The Helaba Group’s balance sheet total was EUR 17.6 billion higher in the first quarter of 2019 at EUR 180.6 billion (31 December 2018: EUR 163 billion). This increase is primarily a result of a higher inflow of time deposits and a buoyant level of new debt issuance in the first quarter of 2019. The business volume climbed to EUR 217.4 billion (December 31, 2018: EUR 200.9 billion). Loans and advances to customers and affiliated savings banks increased by EUR 2.1 billion to EUR 104.0 billion, reflecting the bank's continued strong integration with the real economy. The volume of new medium and long-term business - excluding WIBank's competitively neutral promotional business - amounted to EUR 3.7 billion in the first quarter (Q1 2018: EUR 2.9 billion).
The CET1 ratio amounted to 14.6 percent as of 31 March 2019 (31 December 2018: 14.9 percent). Return on equity (before tax) reached 3.0 percent (Q1 2018: 4.0 percent) and the cost/income ratio 84.4 percent (Q1 2018: 82.5 percent).
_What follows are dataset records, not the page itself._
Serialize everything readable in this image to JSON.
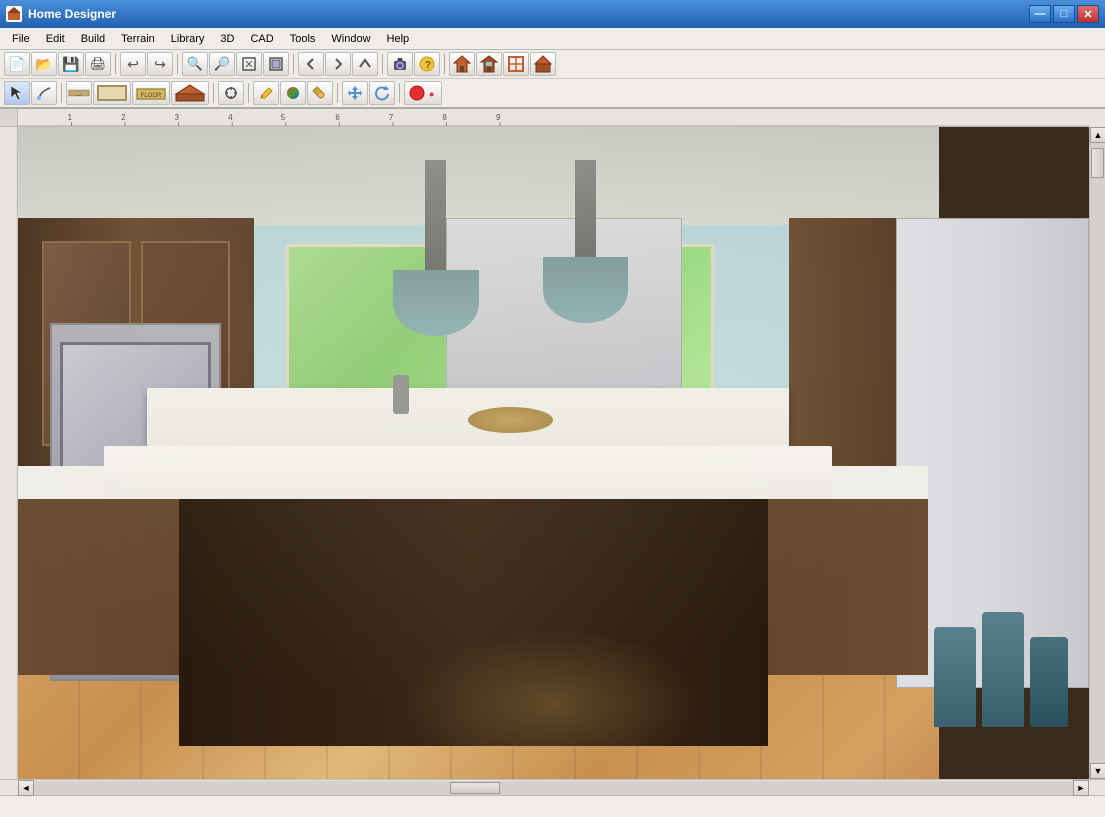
{
  "app": {
    "title": "Home Designer",
    "icon": "house"
  },
  "title_controls": {
    "minimize": "—",
    "maximize": "□",
    "close": "✕"
  },
  "menu": {
    "items": [
      {
        "id": "file",
        "label": "File"
      },
      {
        "id": "edit",
        "label": "Edit"
      },
      {
        "id": "build",
        "label": "Build"
      },
      {
        "id": "terrain",
        "label": "Terrain"
      },
      {
        "id": "library",
        "label": "Library"
      },
      {
        "id": "3d",
        "label": "3D"
      },
      {
        "id": "cad",
        "label": "CAD"
      },
      {
        "id": "tools",
        "label": "Tools"
      },
      {
        "id": "window",
        "label": "Window"
      },
      {
        "id": "help",
        "label": "Help"
      }
    ]
  },
  "toolbar1": {
    "buttons": [
      {
        "id": "new",
        "label": "New",
        "icon": "new-icon"
      },
      {
        "id": "open",
        "label": "Open",
        "icon": "open-icon"
      },
      {
        "id": "save",
        "label": "Save",
        "icon": "save-icon"
      },
      {
        "id": "print",
        "label": "Print",
        "icon": "print-icon"
      },
      {
        "id": "sep1",
        "type": "separator"
      },
      {
        "id": "undo",
        "label": "Undo",
        "icon": "undo-icon"
      },
      {
        "id": "redo",
        "label": "Redo",
        "icon": "redo-icon"
      },
      {
        "id": "sep2",
        "type": "separator"
      },
      {
        "id": "zoomin",
        "label": "Zoom In",
        "icon": "zoom-in-icon"
      },
      {
        "id": "zoomout",
        "label": "Zoom Out",
        "icon": "zoom-out-icon"
      },
      {
        "id": "zoom-fit",
        "label": "Fit",
        "icon": "zoom-fit-icon"
      },
      {
        "id": "zoom-full",
        "label": "Full",
        "icon": "zoom-full-icon"
      },
      {
        "id": "sep3",
        "type": "separator"
      },
      {
        "id": "back",
        "label": "Back",
        "icon": "back-icon"
      },
      {
        "id": "forward",
        "label": "Forward",
        "icon": "forward-icon"
      },
      {
        "id": "up",
        "label": "Up",
        "icon": "up-icon"
      },
      {
        "id": "sep4",
        "type": "separator"
      },
      {
        "id": "camera",
        "label": "Camera",
        "icon": "camera-icon"
      },
      {
        "id": "help",
        "label": "Help",
        "icon": "help-icon"
      },
      {
        "id": "sep5",
        "type": "separator"
      },
      {
        "id": "house1",
        "label": "House 1",
        "icon": "house1-icon"
      },
      {
        "id": "house2",
        "label": "House 2",
        "icon": "house2-icon"
      },
      {
        "id": "house3",
        "label": "House 3",
        "icon": "house3-icon"
      },
      {
        "id": "house4",
        "label": "House 4",
        "icon": "house4-icon"
      }
    ]
  },
  "toolbar2": {
    "buttons": [
      {
        "id": "select",
        "label": "Select",
        "icon": "select-icon"
      },
      {
        "id": "draw",
        "label": "Draw",
        "icon": "draw-icon"
      },
      {
        "id": "wall",
        "label": "Wall",
        "icon": "wall-icon"
      },
      {
        "id": "room",
        "label": "Room",
        "icon": "room-icon"
      },
      {
        "id": "floor",
        "label": "Floor",
        "icon": "floor-icon"
      },
      {
        "id": "roof",
        "label": "Roof",
        "icon": "roof-icon"
      },
      {
        "id": "snap",
        "label": "Snap",
        "icon": "snap-icon"
      },
      {
        "id": "sep1",
        "type": "separator"
      },
      {
        "id": "pencil",
        "label": "Pencil",
        "icon": "pencil-icon"
      },
      {
        "id": "material",
        "label": "Material",
        "icon": "material-icon"
      },
      {
        "id": "paint",
        "label": "Paint",
        "icon": "paint-icon"
      },
      {
        "id": "sep2",
        "type": "separator"
      },
      {
        "id": "move",
        "label": "Move",
        "icon": "move-icon"
      },
      {
        "id": "rotate",
        "label": "Rotate",
        "icon": "rotate-icon"
      },
      {
        "id": "sep3",
        "type": "separator"
      },
      {
        "id": "record",
        "label": "Record",
        "icon": "record-icon"
      }
    ]
  },
  "status_bar": {
    "text": ""
  },
  "scrollbar": {
    "up_arrow": "▲",
    "down_arrow": "▼",
    "left_arrow": "◄",
    "right_arrow": "►"
  }
}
The Real Estate segment focuses on larger-scale commercial portfolio and project financing for real estate. Earnings before tax in this segment grew by EUR 5 million to EUR 70 million. The volume of new medium and long-term business increased to EUR 1.6 billion (Q1 2018: EUR 1.1 billion). It was possible to reverse an impairment loss of EUR 11 million (Q1 2018: EUR 3 million).
In addition to credit products, the Corporates & Markets segment also comprises trading and sales activities as well as payment transactions. Earnings before taxes fell to EUR -48 million, in particular due to the negative result from fair value measurement. At EUR 14.2 million, the business division of Corporate Finance made the largest contribution to earnings in this segment. At EUR -22 million, loan loss provisions were noticeably higher than the previous year's figure of EUR -5 million.
The Retail & Asset Management segment includes Retail Banking, Private Banking and Asset Management (via the subsidiaries of Frankfurter Sparkasse, Frankfurter Bankgesellschaft and Helaba Invest), Landesbausparkasse Hessen-Thüringen and GWH. At EUR 57 million, this segment's earnings before tax were slightly above the previous year's level (Q1 2018: EUR 54 million) and were mainly generated by GWH (EUR 35 million) and Frankfurter Sparkasse (EUR 17 million). At EUR -3 million, loan loss provisions in the Retail and Asset Management segment remained virtually unchanged from the previous year (Q1 2018: EUR -2 million).
At EUR 7 million, earnings before tax in the WIBank segment were higher than in the previous year (Q1 2018: EUR 4 million). Net interest income rose by EUR 3 million to EUR 15 million owing to a noticeable expansion in the promotional lending business. At EUR 9 million, net fee and commission income was on a par with the previous year.